My newest nephew, Jasper, and his biggest grin.
It’s National Smile Day here in Australia…but it really couldn’t hurt to spread it around, right?
Scientist and spiritual teachers alike agree that the simple act can transform you and the world around you:
- Current research (and common sense) shows us that a smile is contagious.
- It can make us appear more attractive to others.
- It lifts our mood as well as the moods of those around us.
- And it can even lengthen our lives.
So before you read on, slap a nice, genuine smile on that face of yours. You’ll thank me later.
How Smiling Affects Your Brain
Each time you smile you throw a little feel-good party in your brain. The act of smiling activates neural messaging that benefits your health and happiness.
For starters, smiling activates the release of neuropeptides that work toward fighting off stress. Neuropeptides are tiny molecules that allow neurons to communicate. They facilitate messaging to the whole body when we are happy, sad, angry, depressed, excited. The feel good neurotransmitters dopamine, endorphins and serotonin are all released when a smile flashes across your face as well. This not only relaxes your body, but it can lower your heart rate and blood pressure.
The endorphins also act as a natural pain reliever – 100% organically and without the potential negative side effects of synthetic concoctions. (YAY! No side effects!)
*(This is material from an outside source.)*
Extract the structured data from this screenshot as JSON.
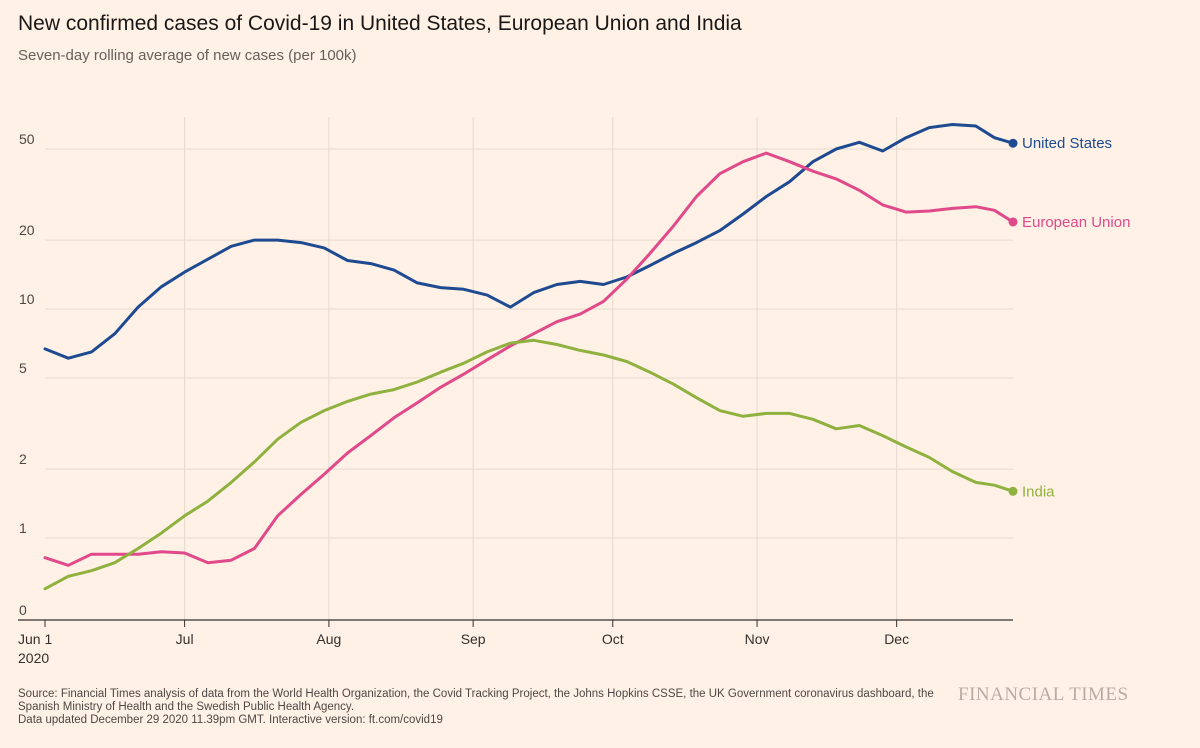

Finally, the serotonin release brought on by your smile serves as an anti-depressant. Many of today’s pharmaceutical anti-depressants also influence the levels of serotonin in your brain, but with a smile, you again don’t have to worry about negative side effects – and you don’t need a prescription from your doctor.
How Smiling Affects Your Body
You’re actually better looking when you smile – and I’m not just trying to butter you up. When you smile, people treat you differently. You’re viewed as attractive, reliable, relaxed and sincere. A study published in the journal Neuropsychologia reported that seeing an attractive smiling face activates your orbitofrontal cortex, the region in your brain that process sensory rewards. This suggests that when you view a person smiling, you actually feel rewarded.
If you don’t believe me, see how many looks you get when you walk outside with that smile you’re wearing right now. (You’re still smiling like I asked, right?)
And I just HAD to include the other nephew, Z, as well.
How Smiling Affects Those Around You
Did you know that your smile is actually contagious? The part of your brain that is responsible for your facial expression of smiling when happy or mimicking another’s smile resides in the cingulate cortex, an unconscious automatic response area. In a Swedish study, subjects were shown pictures of several emotions: joy, anger, fear and surprise. When the picture of someone smiling was presented, the researchers asked the subjects to frown. Instead, they found that the facial expressions went directly to imitation of what subjects saw. It took a conscious effort to turn that smile upside down.
So if you’re smiling at someone, it’s likely they can’t help but smile back. If they don’t, they’re making a conscious effort not to.
Looking at the bigger picture, each time you smile at a person, their brain coaxes them to return the favor. You are creating a symbiotic relationship that allows both of you to release feel good chemicals in your brain, activate reward centers, make you both more attractive and increase the chances of you both living longer, healthier lives.
Hey! And, if you can’t think of anyone you want to smile at, give yourself a smile in the mirror. Hug yourself at the same time and the effect is even stronger. OK, so you might look like an April Fool, but who cares if there’s no one but you to see?